Existe hoje, sem dúvida, um outro tratamento por parte do movimento sindical. Porém, ainda persistem as incompreensões e em alguns casos as resistências em relação à incorporação da questão, sob um enfoque que  abranja a trabalhadora como classe e gênero. A própria presença, das sindicalistas tende a forçar um outro tratamento. Mas há ainda uma grande distância a ser percorrida entre o discurso aberto e simpático e a vivência prática.

Pensar a participação das mulheres no movimento sindical é pensar ao mesmo tempo a sua realidade no processo de trabalho e no âmbito privado doméstico e familiar; é pensar também todos os valores culturais que recaem sobre a mulher em relação a sua participação em espaços públicos, particularmente os políticos e implicam em exercício de cargos. A idéia de que tais espaços não são muito afeitos às mulheres ainda permanece nas sociedades capitalistas. Ainda mais se estas mulheres pertencem às camadas e às classes mais baixas, sempre excluídas da política e do poder. O que termina por trazer reflexos na própria auto-imagem que estas têm frente à sua capacidade para a prática política.

Quando se compara as trajetórias e as vivências de homens e mulheres sindicalistas, percebe-se que as condições de gênero são distintas e, embora não determinem, influenciam de maneira distinta a participação e o espaço que homens e mulheres vão ter no movimento. Por outro lado, as consequências da opressão de gênero são distintas para as mulheres, a depender da realidade de classe, sendo bem mais graves para as mulheres proletárias. Tais condições implicam também em maiores dificuldades de participação dentro de uma realidade já tão desgastante.

Embora as mulheres venham aumentando sua participação no mercado de trabalho e conquistando algumas reivindicações, as chances e as condições em que se realiza o trabalho permanecem mais adversas para estas. A divisão sexual e as hierarquias existentes no interior do processo de trabalho tem destinado às mulheres as funções menos valorizadas, mais extenuantes, repetitivas, menos criativas, ao mesmo tempo que controladas e reprimidas. Observa-se também que as próprias chances de qualificação, não são idênticas para homens e mulheres e, mesmo no setor operário, a proporção de mulheres que são operárias qualificadas se comparada a dos homens, é ínfima. Também no setor terciário, são as profissões “femininas” as menos valorizadas e às vezes mais ameaçadas e controladas.

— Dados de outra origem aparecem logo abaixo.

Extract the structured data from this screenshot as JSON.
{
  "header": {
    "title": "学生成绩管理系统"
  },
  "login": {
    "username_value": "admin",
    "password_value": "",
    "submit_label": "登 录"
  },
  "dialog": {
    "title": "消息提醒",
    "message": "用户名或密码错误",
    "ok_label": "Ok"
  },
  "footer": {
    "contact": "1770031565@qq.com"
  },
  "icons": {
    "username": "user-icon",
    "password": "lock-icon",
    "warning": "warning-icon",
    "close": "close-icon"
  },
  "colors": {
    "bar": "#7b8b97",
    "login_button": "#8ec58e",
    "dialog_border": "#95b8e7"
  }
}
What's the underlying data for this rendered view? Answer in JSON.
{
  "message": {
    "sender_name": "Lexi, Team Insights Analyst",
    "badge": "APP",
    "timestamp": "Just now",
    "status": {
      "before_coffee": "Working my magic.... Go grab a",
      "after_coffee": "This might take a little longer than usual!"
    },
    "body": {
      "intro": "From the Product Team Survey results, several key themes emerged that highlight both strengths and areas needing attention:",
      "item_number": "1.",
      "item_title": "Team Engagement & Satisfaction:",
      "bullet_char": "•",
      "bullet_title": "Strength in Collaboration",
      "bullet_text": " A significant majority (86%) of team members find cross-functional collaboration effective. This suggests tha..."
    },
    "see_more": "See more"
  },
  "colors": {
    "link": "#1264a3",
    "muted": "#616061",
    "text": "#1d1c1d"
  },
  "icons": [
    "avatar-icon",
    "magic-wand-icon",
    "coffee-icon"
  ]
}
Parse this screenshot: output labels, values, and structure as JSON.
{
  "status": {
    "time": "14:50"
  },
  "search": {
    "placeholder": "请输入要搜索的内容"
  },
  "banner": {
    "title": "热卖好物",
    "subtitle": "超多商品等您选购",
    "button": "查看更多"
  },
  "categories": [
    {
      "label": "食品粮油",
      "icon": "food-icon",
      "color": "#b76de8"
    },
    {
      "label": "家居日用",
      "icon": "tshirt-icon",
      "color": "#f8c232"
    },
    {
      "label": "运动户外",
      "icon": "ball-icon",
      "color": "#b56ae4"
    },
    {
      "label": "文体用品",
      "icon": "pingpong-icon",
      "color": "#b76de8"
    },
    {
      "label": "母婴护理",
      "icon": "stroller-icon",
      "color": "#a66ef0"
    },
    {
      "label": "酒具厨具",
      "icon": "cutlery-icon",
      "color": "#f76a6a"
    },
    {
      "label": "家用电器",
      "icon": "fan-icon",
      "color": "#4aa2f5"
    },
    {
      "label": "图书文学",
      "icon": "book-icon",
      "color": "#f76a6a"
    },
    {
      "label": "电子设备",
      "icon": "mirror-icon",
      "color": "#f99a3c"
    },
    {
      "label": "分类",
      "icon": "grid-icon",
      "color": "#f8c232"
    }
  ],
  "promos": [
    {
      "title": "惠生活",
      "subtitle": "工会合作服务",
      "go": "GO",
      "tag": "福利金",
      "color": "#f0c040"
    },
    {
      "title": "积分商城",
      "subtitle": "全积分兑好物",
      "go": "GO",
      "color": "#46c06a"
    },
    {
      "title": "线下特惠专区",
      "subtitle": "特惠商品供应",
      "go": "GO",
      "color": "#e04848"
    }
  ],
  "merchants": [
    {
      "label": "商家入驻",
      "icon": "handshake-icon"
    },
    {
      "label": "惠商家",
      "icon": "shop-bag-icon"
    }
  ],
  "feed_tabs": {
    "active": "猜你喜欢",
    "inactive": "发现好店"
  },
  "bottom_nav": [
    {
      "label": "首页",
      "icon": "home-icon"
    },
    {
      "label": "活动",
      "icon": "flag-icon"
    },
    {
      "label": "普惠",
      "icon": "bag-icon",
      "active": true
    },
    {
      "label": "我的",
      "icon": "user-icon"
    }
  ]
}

Estes são elementos que, no quadro geral de dificuldades que trabalhadores e trabalhadoras enfrentam no capitalismo, contribuem para que as mulheres, em geral, mais recentes no mercado de trabalho, com menos experiência política e mais facilmente substituíveis em suas funções (portanto talvez mais vulneráveis às ameaças dos patrões) enfrentam dificuldade para se aproximar e militar nos sindicatos.

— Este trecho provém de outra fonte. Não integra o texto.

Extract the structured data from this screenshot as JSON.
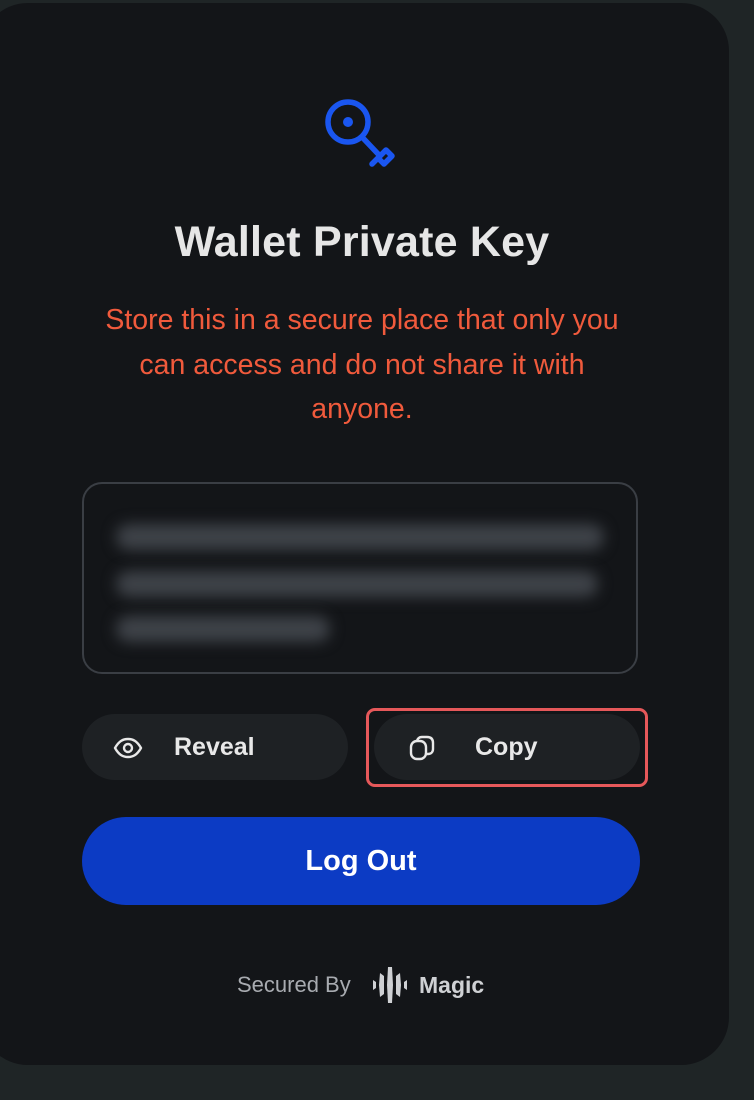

Também a relação com o espaço doméstico não é igual para homens e mulheres, inclusive para os (as) que participam do movimento sindical. Desse modo, enquanto a relação das mulheres com os encargos domésticos continua “imperativa”, ou seja, antes de assumir as atividades sindicais elas necessitam equacionar as tarefas domésticas, que em geral dependem delas para serem executadas ou mesmo administradas, a dos homens é uma relação condicional, ou seja, os encargos domésticos, quando são assumidos, dependem do grau de tarefas e exigências do movimento sindical.

A relação familiar ainda é uma realidade bastante condicionadora para as mulheres. E a relação conjugal ainda exerce um papel muito cerceador na participação política das mulheres.A idéia de posse, do papel de esposa ainda se faz muito presente. Vários estudos indicam, inclusive este, que a maior parte das mulheres que participam, são solteiras ou separadas e, quando têm filhos são em número pequeno. Já entre os homens, não se percebe este como um dado relevante.Ao lado disso, a formação familiar, que já é feita para a idéia de que a mulher pode trabalhar fora, ainda permanece concebendo o espaço doméstico como “obrigações da mulher”. De modo que outras coisas podem deixar de ser feitas, mas os “afazeres do lar”, não! Por outro lado, não é só a ausência de uma divisão de trabalho doméstico entre homens e mulheres. É também o fato de muitas das tarefas hoje feitas pelas mulheres, dentro de casa serem, na verdade, tarefas sociais, que dizem respeito à manutenção da vida e, portanto, deveriam ser assumidas socialmente. 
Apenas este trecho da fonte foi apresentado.